Section 11.12 of the The Chicago Manual of Style’s sixteenth edition recommends including a list of special characters at the end of any manuscript (a special character generally being anything not found on a standard keyboard). Because I’m lazy I want something to do the work for me so I don’t have to track what characters I’m using through revisions. Let’s make LaTeX track the special characters we use.

Since the glossaries package supports multiple glossaries we can use a special one just to track our special characters. Update the premable with something like this:

\newglossary[spg]{special}{sps}{spo}{Special Characters}

Now we can add any special characters specifically to this glossary with a few extra fields filled out:

\newglossaryentry{e-acute}{
  name = \'{e},
  description = {e with acute [U+00E9]},
  type = special,
  sort = eacute
}

Notice the description and type fields? These provide information about the symbol (in this case, é) including it’s Unicode representation and they tell LaTeX to put it in the new glossary we created in the last step. These fields are critical to get the behavior we want so no skipping steps.

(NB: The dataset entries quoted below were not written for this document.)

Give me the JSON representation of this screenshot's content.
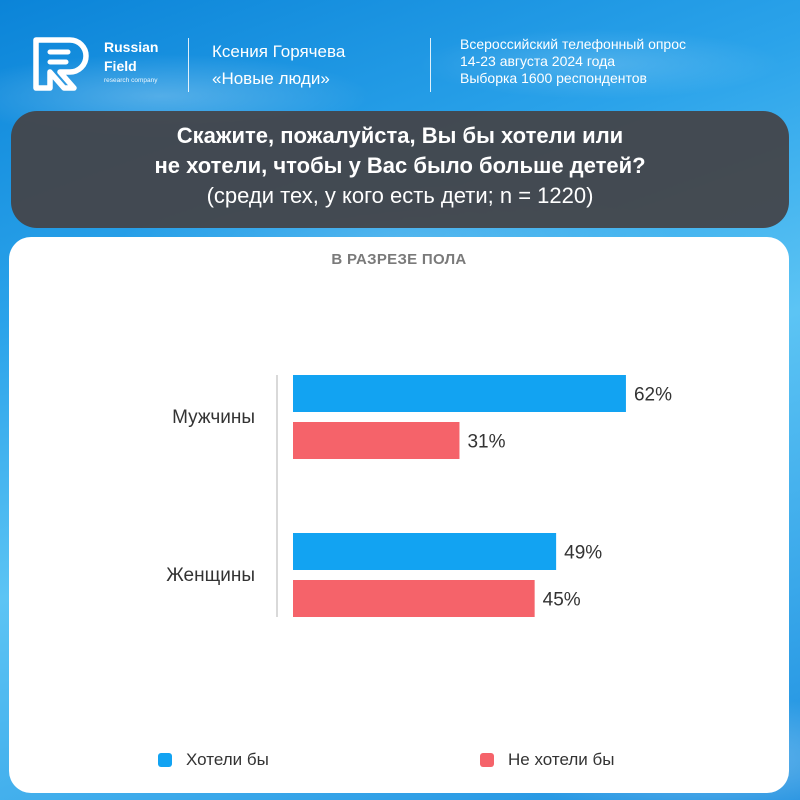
{
  "brand": {
    "line1": "Russian",
    "line2": "Field",
    "line3": "research company",
    "logo_icon": "rf-logo-icon"
  },
  "author": {
    "name": "Ксения Горячева",
    "party": "«Новые люди»"
  },
  "survey": {
    "line1": "Всероссийский телефонный опрос",
    "line2": "14-23 августа 2024 года",
    "line3": "Выборка 1600 респондентов"
  },
  "question": {
    "line1": "Скажите, пожалуйста, Вы бы хотели или",
    "line2": "не хотели, чтобы у Вас было больше детей?",
    "subtitle": "(среди тех, у кого есть дети; n = 1220)"
  },
  "colors": {
    "want": "#12A3F2",
    "not_want": "#F5636A",
    "question_bg": "#444448"
  },
  "chart_data": {
    "type": "bar",
    "orientation": "horizontal",
    "title": "В РАЗРЕЗЕ ПОЛА",
    "categories": [
      "Мужчины",
      "Женщины"
    ],
    "series": [
      {
        "name": "Хотели бы",
        "values": [
          62,
          49
        ],
        "labels": [
          "62%",
          "49%"
        ],
        "color": "#12A3F2"
      },
      {
        "name": "Не хотели бы",
        "values": [
          31,
          45
        ],
        "labels": [
          "31%",
          "45%"
        ],
        "color": "#F5636A"
      }
    ],
    "xlim": [
      0,
      100
    ],
    "legend_position": "bottom",
    "grid": false
  }
}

Now we can start putting our \gls{e-acute} tags wherever we want but that’s pretty hacky. Instead let’s add another glossary entry that does the work for us:

\newglossaryentry{cafe}{
  name = {caf\gls{e-acute}},
  description = { }
}

Now we can write like normal and wherever we put \gls{cafe} we get a nicely formatted “café.” The last step is to actually print the special characters we’re using at the end of our document:

\printglossary[type=special]
Special character listing

Not only can we avoid manually keeping track of what characters we use while editing, we even include page numbers where our special characters appear.

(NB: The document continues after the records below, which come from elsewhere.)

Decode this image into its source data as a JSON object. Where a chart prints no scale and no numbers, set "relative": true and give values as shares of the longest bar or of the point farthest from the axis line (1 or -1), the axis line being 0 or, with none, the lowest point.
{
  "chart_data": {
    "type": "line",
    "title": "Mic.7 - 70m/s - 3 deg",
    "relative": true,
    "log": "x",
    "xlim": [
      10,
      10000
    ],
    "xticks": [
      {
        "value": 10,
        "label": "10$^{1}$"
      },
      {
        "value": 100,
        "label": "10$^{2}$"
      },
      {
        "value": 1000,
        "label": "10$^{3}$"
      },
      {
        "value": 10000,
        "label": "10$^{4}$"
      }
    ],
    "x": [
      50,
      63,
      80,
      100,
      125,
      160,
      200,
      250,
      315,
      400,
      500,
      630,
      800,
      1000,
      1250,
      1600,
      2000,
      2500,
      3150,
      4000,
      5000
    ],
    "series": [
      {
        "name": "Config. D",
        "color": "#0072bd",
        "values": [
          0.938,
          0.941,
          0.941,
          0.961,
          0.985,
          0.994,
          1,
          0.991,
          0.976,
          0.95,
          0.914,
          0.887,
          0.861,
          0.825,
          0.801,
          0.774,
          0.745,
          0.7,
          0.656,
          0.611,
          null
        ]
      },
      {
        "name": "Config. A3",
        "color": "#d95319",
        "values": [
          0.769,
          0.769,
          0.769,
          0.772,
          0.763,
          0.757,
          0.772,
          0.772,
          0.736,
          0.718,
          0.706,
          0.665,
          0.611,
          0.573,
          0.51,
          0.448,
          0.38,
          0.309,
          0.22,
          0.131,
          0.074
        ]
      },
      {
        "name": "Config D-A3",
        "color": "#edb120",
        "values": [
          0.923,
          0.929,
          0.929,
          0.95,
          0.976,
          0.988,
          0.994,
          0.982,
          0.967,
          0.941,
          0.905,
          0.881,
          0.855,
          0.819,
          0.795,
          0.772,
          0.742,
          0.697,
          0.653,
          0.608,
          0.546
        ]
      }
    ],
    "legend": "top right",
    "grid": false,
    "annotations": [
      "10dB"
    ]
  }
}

Naming Characters (and Places, Groups, Gods…)

I’m awful with names. Actually that undersells how bad I am. I’m the kind of person who likes things to be precise and correct from the beginning (engineering hat) so I don’t even like having placeholders and calling my characters Bob, Janet, and Tony. I’ve tried, really, but I keep fidgeting and will spend hours trying to come up with the perfect name. Plus even if I somehow move on find/replace can only do so much. If I screw up and talk about how Bbo and Tony are trying to one-up each other to take Janet on a date we all know what’s going to happen.

The solution: placeholders. Yeah, even though I hate them they’re still the best option. Let’s look at a practical example.

\newglossaryentry{first-guy}{
  name = {Bob},
  description = { }
}
\newglossaryentry{second-guy}{
  name = {Tony},
  description = { }
}
\newglossaryentry{girl}{
  name = {Janet},
  description = { }
}
\gls{first-guy} and \gls{second-guy} both have a crush
on \gls{girl}.  I'd tell you who gets her in the end but
 I haven't actually thought that far ahead.

That’s from a stupid LaTeX file I just wrote that spits out the following: “Bob and Tony both have a crush on Janet. I’d tell you who gets her in the end but I haven’t actually thought that far ahead.” Notice how their names only appear in one place each, where I define the glossary entries? This means I can come in later, change Bob to Brad, and after I process the file again I end up with: “Brad and Tony both have a crush on Janet. I’d tell you who gets her in the end but I haven’t actually thought that far ahead.”

Now I can pick names that are good enough (mostly ones I blatantly pilfer from video games) and I don’t have to worry about find/replace letting me down when I go through later with better names. It’s already helped me once when I realized there were two businesses with “Irving” in their name (courtesy of Lloyd Irving from Tales of Symphonia) so all I had to do was update one entry in my glossary files and my name duplication issue went away.